Being a child of the golden age of Disney, I can easily use one animated song or another to accurately describe each moment in my life. Lately, I had been feeling very Rapunzel to the tune of “When Will My Life Begin”. As a nanny I constantly think “I’ll do this with my own children” or “How will I handle that with my kids?” I realized about a month ago that it will be a solid decade before I get anywhere near the same situations with children of my own. The world will be so different then. How can I even compare life now to how life will be then? Then I get all existential and contemplative, realizing that I’m making all these plans for “some day”...

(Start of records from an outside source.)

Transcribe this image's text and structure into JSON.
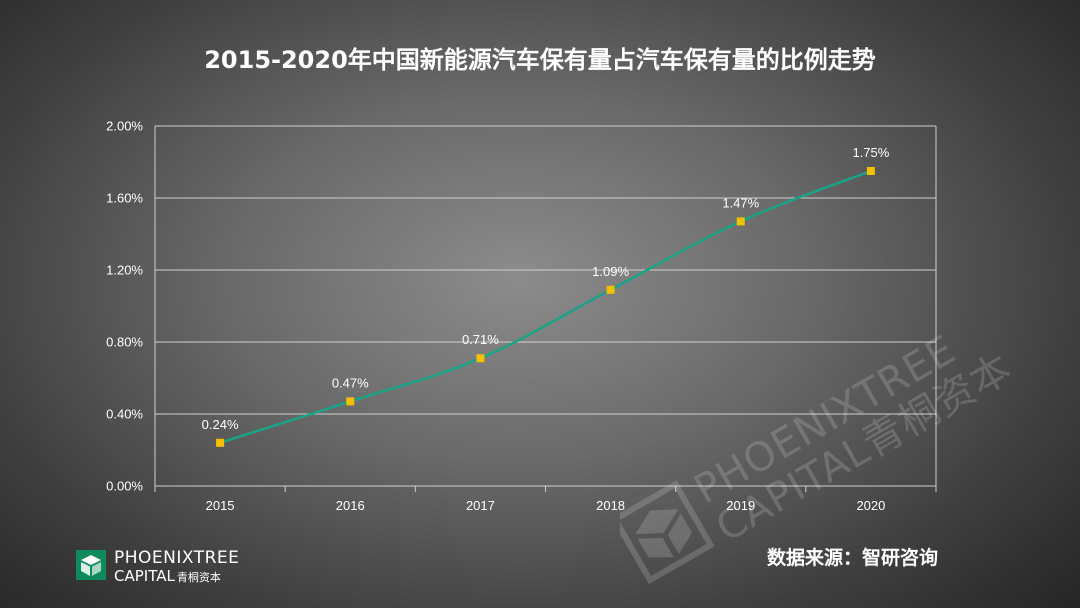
{
  "title": "2015-2020年中国新能源汽车保有量占汽车保有量的比例走势",
  "source_text": "数据来源：智研咨询",
  "logo": {
    "line1": "PHOENIXTREE",
    "line2": "CAPITAL",
    "line2_cn": "青桐资本"
  },
  "watermark": {
    "line1": "PHOENIXTREE",
    "line2": "CAPITAL青桐资本"
  },
  "colors": {
    "line": "#1aa387",
    "marker": "#f5c000",
    "grid": "#cfcfcf",
    "text": "#ffffff",
    "logo": "#0e8a5c"
  },
  "chart_data": {
    "type": "line",
    "title": "2015-2020年中国新能源汽车保有量占汽车保有量的比例走势",
    "categories": [
      "2015",
      "2016",
      "2017",
      "2018",
      "2019",
      "2020"
    ],
    "values": [
      0.24,
      0.47,
      0.71,
      1.09,
      1.47,
      1.75
    ],
    "data_labels": [
      "0.24%",
      "0.47%",
      "0.71%",
      "1.09%",
      "1.47%",
      "1.75%"
    ],
    "yticks": [
      "0.00%",
      "0.40%",
      "0.80%",
      "1.20%",
      "1.60%",
      "2.00%"
    ],
    "ylim": [
      0,
      2.0
    ],
    "ytick_step": 0.4,
    "grid": true,
    "legend": "none",
    "xlabel": "",
    "ylabel": ""
  }
}
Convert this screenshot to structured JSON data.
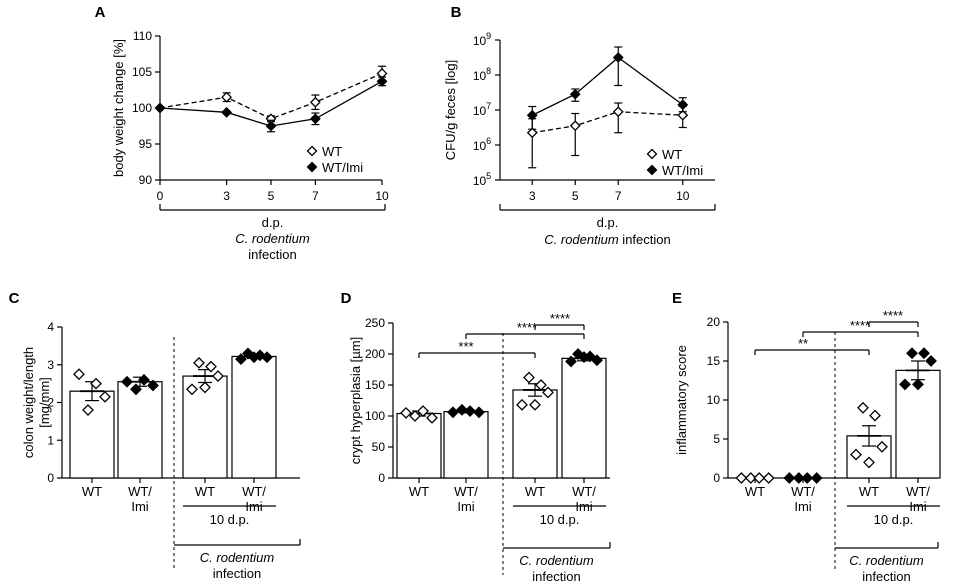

My Pinterest is filled with boards guided by the future. From DIY house tips for the home I’ll eventually buy to crafts I’ll make when I finally have access to a sewing machine to my dream wedding (HA!). I have plans to travel, to write a book, to grow old with my best friends. So much of daily life is dedicated to and dictated by the future that I seem to have forgotten to appreciate and acknowledge daily life.

Yes, my future adventures will be extraordinary and I hope to have someone special with me to experience all that. But for now I need to be happy with my life as it is, in all its mundane repetitiveness. I'm not saying that I should just settle or not look forward to anything. I just need to appreciate all I've been blessed with.

I love my jobs. The Kid is hysterical and his parents are so wonderful to me. I will never be able to fully express my appreciation to them for giving me the opportunity to be part of their family. And teaching…oh Lord. It is a continuous struggle but after the first few months I was so relieved to find that I really did love it. There is an overwhelmingly terrifying feeling when you first break into what you hope will be your career. That wave of “I’ve just spent thousands of dollars I didn’t have to learn how to do this….What if it sucks? What if I suck???” I’m sure you can imagine my immense relief when I realized that I not only loved being in the classroom, but I was good at it. Great doesn’t even begin to cover it.

Anyway, the point I’m trying to make is that I don’t need some grand vacation or whirlwind romance to have an adventurous life. I don’t need to wait for anything. On a daily basis I am responsible for any combination of 3 houses, 3 dogs, 3 cats, and a 10 year old boy. Add teaching high school to the mix and, well, I’m not sure I could handle much more of an adventure.